Meu irmão Norman me cobriu incrivelmente, e isso me lembrou que ele era realmente meu irmão mais velho. Ele estava no controle, sabia o que fazer, e eu era o passageiro dele. Mas eu fazia os plantões noturnos. E também alguns dos irmãos do meu pai e uma família chamada Lloyds, com quem ele meio que morava.
Era muito estranho. Eu estava decepcionado, de certa forma, por não poder ter as conversas que gostaria com ele. Ele estava muito doente. Ele tinha doença de Parkinson, então ele sussurrava muito.
De vez em quando, com a voz cristalina, ele conseguia falar. Lembro-me das enfermeiras dizendo: "Ótimo, Bob. Visitas, Bob". Ele dizia: "É, ótimo, ótimo quando eles vão embora". Toda a sua energia era direcionada para o humor. Era assim que ele mantinha a dignidade.
Minha única oração era para que ele mantivesse a dignidade. Ele era um homem muito digno, um homem encantador. Mas minha oração não foi atendida. Porque o câncer é um processo cruel e lento que, no fim, acaba com toda a dignidade, nos estágios finais, apesar dos avanços da medicina e dos cuidados paliativos. Foi uma pequena epifania.
Sabe, o parto também é uma experiência complicada, para a mãe e o bebê, e comecei a me perguntar se talvez a dignidade não seja tão importante assim. Talvez seja uma construção humana — as pessoas a colocam ao lado de coisas como retidão e coragem, mas eu não acho que seja. Acho que a humildade pode ser muito mais importante para encarar o Criador, e a dignidade pode ser vizinha do orgulho, ou pior, da vaidade.
Ele ficou irritado em certo momento. Suas últimas palavras foram "Vocês estão todos loucos?", o que é inacreditável. Ele me acordou no meio da noite. Fui até ele e ele estava sussurrando. Chamei a enfermeira. Nós duas estávamos com os ouvidos colados na boca dele. E então, tão claro quanto um sino, ele disse: "Vocês estão todos loucos?". Eu dei um pulo. Eu estava procurando um sorriso, mas ele não sorriu. Ele disse: "Olha, isso aqui é uma prisão. Eu quero ir para casa". E ele foi.

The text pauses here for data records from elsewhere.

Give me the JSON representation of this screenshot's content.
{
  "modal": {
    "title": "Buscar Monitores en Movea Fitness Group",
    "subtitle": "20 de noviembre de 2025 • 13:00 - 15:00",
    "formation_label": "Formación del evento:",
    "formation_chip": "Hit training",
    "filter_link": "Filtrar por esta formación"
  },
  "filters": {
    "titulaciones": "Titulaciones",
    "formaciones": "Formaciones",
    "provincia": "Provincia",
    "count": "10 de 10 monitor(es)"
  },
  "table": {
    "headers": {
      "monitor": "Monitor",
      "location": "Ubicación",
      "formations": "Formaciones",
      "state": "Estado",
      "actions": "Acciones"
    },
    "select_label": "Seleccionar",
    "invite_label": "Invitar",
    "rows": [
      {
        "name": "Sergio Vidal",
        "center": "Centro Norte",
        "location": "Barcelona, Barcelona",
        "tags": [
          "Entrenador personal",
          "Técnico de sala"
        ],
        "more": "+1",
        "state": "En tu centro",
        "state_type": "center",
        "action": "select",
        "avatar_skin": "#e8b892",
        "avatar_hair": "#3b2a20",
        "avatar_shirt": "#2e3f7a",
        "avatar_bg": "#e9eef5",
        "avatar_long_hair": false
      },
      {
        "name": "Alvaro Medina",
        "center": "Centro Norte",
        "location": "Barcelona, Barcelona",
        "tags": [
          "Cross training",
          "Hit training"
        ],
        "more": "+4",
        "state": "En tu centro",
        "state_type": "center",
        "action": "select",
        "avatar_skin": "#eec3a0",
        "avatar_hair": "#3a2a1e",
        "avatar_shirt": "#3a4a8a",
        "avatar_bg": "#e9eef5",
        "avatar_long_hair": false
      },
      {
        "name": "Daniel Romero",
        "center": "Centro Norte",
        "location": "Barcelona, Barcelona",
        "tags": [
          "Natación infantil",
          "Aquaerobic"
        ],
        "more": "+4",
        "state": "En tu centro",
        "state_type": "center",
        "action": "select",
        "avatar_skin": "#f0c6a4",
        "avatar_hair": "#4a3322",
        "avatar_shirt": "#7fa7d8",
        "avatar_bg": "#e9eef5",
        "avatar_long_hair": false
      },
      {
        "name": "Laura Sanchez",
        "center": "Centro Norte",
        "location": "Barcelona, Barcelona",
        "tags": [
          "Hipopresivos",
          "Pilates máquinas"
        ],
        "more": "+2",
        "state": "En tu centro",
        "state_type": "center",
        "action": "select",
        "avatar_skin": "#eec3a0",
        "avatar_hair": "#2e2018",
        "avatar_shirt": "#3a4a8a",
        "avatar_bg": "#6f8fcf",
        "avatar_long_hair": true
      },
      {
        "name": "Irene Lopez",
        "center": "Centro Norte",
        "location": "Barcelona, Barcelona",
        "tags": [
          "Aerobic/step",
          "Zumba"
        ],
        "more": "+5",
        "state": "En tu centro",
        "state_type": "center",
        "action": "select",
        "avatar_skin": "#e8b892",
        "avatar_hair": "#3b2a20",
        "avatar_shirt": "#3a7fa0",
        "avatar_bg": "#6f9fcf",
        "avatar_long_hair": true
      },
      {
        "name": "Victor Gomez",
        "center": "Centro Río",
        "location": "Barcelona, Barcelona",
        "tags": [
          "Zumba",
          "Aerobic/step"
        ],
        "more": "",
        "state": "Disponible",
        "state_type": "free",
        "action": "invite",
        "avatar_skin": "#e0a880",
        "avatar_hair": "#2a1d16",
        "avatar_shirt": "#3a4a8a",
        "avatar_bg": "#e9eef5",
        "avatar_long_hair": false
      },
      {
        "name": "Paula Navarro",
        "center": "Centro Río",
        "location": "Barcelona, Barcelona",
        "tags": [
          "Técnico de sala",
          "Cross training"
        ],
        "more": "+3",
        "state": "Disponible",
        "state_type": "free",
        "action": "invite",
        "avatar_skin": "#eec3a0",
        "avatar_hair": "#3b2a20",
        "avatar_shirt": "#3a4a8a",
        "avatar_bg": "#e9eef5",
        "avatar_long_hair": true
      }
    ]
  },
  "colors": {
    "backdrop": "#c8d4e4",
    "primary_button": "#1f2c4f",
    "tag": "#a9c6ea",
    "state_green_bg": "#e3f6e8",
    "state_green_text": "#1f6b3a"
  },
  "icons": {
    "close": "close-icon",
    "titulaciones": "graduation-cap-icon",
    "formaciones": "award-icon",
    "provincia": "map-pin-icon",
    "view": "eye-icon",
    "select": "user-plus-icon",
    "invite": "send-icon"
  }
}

Eu o desenhei. Tenho muitos desenhos, o que me deixa feliz. Fiz todo tipo de coisa que ele não me deixava fazer quando estava na defensiva. Li para ele Shakespeare, Shelley, esta nova tradução da Bíblia que tenho, a de Eugene Peterson. Ele me expulsaria da sala por isso. Ele próprio era autodidata e, ainda jovem, aos 20 e poucos anos, já tinha lido todos os clássicos, era um grande tenor, um grande músico, e a ópera preenchia nossa casa. Na Irlanda, os jornais publicaram uma matéria dizendo que eu estava muito bravo com ele por não ter me incentivado a fazer as coisas que ele próprio lamentava profundamente não ter feito. A raiva a que me referi no artigo era a raiva que eu sentia como músico, por ter que comprometer as melodias com as quais acordava. Com estruturas de acordes que eu acho que poderiam ser muito melhores, apesar de eu ter tido uma formação musical. Sinto uma certa frustração e raiva dentro de mim, mas não é direcionada a ele, e sim a mim mesma, por não ter conseguido superar isso".